"ionoscloud_k8s_node_pool" "node_count" should not be required if "auto_scaling" is configured
mway-niels opened this issue · 4 comments
Current Provider Version
v6.3.1
Use-cases
We're running a Managed Kubernetes cluster on IONOS cloud. We recently upgraded the Kubernetes version from 1.23.9 to 1.24.9. The update itself completed without any issues.
However, as part of the update procedure IONOS downscaled our node pools to the value defined in node_count
, which is the same as auto_scaling.min_node_count
in our configuration. This caused downtime for the workloads running in the cluster as they couldn't be scheduled due to missing resources (nodes). Removing node_count
isn't possible as it is a required variable.
Proposal
Update the Terraform provider implementation to make node_count
optional if auto_scaling
is configured. During an update, the node groups should keep the current node_count
as their desired node_count
and should not be forced to scale to auto_scaling.min_node_count
nodes.
@mway-niels I understand the proposal, but I don't understand the reasons behind it, can you please clarify some things for me, please?
We recently upgraded the Kubernetes version from 1.23.9 to 1.24.9. The update itself completed without any issues.
I assume that the upgrade was done by modifying the k8s version in the tf
plan, please confirm or correct me if I'm wrong.
as part of the update procedure IONOS downscaled our node pools to the value defined in node_count, which is the same as auto_scaling.min_node_count in our configuration.
From what you wrote here, I understand that the final number of nodes (after the upgrade) was node_count
from the tf
plan, but then, you wrote this:
During an update, the node groups should keep the current node_count as their desired node_count and should not be forced to scale to auto_scaling.min_node_count nodes.
From this it seems that, after the update, the number of nodes was auto_scaling.min_node_count
. It's a bit confusing, I don't understand what number of nodes you had in the end, after the update.
I'm not sure I understood what the problem is, but, from what you wrote, I think it's the following:
After the upgrade, the number of nodes wasn't node_count
, as you expected, but auto_scaling.min_node_count
, which would also motivate what you wrote here: "This caused downtime for the workloads running in the cluster as they couldn't be scheduled due to missing resources (nodes)."
.
Please tell me if I understood correctly or not.
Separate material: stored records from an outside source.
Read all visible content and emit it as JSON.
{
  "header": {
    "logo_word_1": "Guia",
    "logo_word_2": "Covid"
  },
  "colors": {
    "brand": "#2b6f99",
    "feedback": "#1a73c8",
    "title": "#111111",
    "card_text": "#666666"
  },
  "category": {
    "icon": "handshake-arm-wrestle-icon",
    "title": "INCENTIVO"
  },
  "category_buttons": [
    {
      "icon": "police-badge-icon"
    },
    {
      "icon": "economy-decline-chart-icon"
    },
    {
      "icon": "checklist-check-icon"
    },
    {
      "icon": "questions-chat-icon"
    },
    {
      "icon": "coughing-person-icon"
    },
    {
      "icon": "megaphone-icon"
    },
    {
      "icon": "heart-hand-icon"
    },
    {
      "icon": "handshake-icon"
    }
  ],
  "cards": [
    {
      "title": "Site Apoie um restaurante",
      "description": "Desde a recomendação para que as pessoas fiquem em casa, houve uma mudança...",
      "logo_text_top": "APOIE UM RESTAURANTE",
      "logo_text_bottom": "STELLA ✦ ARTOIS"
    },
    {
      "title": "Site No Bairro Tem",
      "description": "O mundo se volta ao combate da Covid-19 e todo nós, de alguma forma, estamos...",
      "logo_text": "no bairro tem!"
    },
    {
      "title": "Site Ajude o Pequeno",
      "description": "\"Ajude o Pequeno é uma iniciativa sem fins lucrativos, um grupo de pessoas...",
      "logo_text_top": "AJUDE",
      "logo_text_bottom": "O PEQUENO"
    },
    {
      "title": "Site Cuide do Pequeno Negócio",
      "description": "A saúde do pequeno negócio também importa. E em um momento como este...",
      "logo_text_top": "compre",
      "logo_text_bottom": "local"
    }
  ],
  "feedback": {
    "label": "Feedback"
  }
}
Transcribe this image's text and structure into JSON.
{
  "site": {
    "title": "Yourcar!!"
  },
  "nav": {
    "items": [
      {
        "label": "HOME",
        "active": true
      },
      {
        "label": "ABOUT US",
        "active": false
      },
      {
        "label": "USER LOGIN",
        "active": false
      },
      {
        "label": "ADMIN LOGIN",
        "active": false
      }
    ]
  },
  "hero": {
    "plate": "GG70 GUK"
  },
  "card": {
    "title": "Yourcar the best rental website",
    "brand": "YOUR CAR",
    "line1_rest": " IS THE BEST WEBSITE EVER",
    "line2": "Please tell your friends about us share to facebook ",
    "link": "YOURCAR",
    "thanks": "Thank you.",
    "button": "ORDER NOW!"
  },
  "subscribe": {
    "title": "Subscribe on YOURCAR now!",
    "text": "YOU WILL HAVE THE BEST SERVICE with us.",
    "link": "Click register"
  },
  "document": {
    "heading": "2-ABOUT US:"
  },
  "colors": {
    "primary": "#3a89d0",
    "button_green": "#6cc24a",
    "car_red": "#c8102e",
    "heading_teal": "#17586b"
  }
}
If not, please try to clarify and maybe add other additional details such as the expected number of nodes after the upgrade or anything else that may be useful, maybe something like this for example:
Configuration:
auto_scaling {
min_node_count = 1
max_node_count = 4
}
node_count = 2
Problem
After the upgrade, the node_count
was 1, which was unexpected.
Expected behavior
After the upgrade, the number of nodes should be node_count = 2
, not auto_scaling.min_node_count
.
The explanations that contain the configurations as well as the values for the number of nodes you expected vs the real values will help me better understand what the problem is.
Apologies, let me clarify:
Our configuration (shortened for readability):
resource "ionoscloud_k8s_cluster" "example_k8s" {
k8s_version = "1.24.9" # Changed from 1.23.9
maintenance_window {
...
}
}
resource "ionoscloud_k8s_node_pool" "example_k8s_nodepool" {
k8s_cluster_id = ionoscloud_k8s_cluster.example_k8s.id
maintenance_window {
...
}
datacenter_id = var.ionoscloud_datacenter_id
lans {
...
}
k8s_version = ionoscloud_k8s_cluster.example_k8s.k8s_version # Changed from 1.23.9
node_count = var.min_node_count # = 3
auto_scaling {
min_node_count = var.min_node_count # = 3
max_node_count = var.max_node_count # = 7
}
}
Timeline:
- The cluster is running with 2 node pools, configured as mentioned above. One node pool has 4 desired nodes, the other has 5.
- We change the
k8s_version
from1.23.9
to1.24.9
. - Our pipeline executes
terraform plan
andterraform apply
:
# module.k8s_production[0].ionoscloud_k8s_cluster.example_k8s will be updated in-place
~ resource "ionoscloud_k8s_cluster" "example_k8s" {
id = "XXXXX"
~ k8s_version = "1.23.9" -> "1.24.9"
# (1 unchanged attribute hidden)
# (1 unchanged block hidden)
}
# module.k8s_production[0].ionoscloud_k8s_node_pool.example_k8s_nodepool[0] will be updated in-place
~ resource "ionoscloud_k8s_node_pool" "example_k8s_nodepool" {
id = "XXXXX"
~ k8s_version = "1.23.9" -> "1.24.9"
~ node_count = 4 -> 3
# (11 unchanged attributes hidden)
# (4 unchanged blocks hidden)
}
# module.k8s_production[0].ionoscloud_k8s_node_pool.example_k8s_nodepool[1] will be updated in-place
~ resource "ionoscloud_k8s_node_pool" "example_k8s_nodepool" {
id = "XXXXX"
~ k8s_version = "1.23.9" -> "1.24.9"
~ node_count = 5 -> 3
# (11 unchanged attributes hidden)
# (4 unchanged blocks hidden)
}
- After starting
terraform apply
the node pools are scaled down accordingly. - IONOS replaces the nodes one by one (1.23.9 -> 1.24.9).
- When the node pool has finished updating it is scaled up according to the Kubernetes scheduler. There are downtimes during steps 5, 6 and until 7 is finished.
@mway-niels thank you! Now, it is clear, the following things happen:
- You provision your infrastructure using
node_count = 3
since this is the initial value from thetf
plan. - The Kubernetes scheduler modifies the number of nodes, let's say that the number of nodes will be 4.
- Now, the number of nodes in the node pool will be 4, but the number of nodes written in the
tf
plan and saved in the state file is 3, soTerraform
will think of this as a change that should be made. If, at this moment, we runterraform plan
we will see something like:
resource "ionoscloud_k8s_node_pool" "example" {
id = "952becd7-57f5-4133-864b-22cb17fd06c9"
name = "k8sNodePoolExample"
~ node_count = 4 # VALUE FROM THE API -> 3 # VALUE FROM TF PLAN
We have 2 solutions to avoid this:
- Use:
lifecycle {
ignore_changes = [
node_count
]
}
Inside the ionoscloud_k8s_node_pool
resource. As the name says, this will ignore the changes for node_count
, more details here. Keep in mind that, if you choose this solution, you will need to remove ignore_changes = [node_count]
if you want to update the node_count
value from the tf
plan.
- In the
tf
plan, when you modify the version, you can also modify thenode_count
value to match the new one, the one set by the scheduler, 4, in our case.
I opted to use proposed solution 1 as manual node_count changes are unlikely since we're using an autoscaling configuration.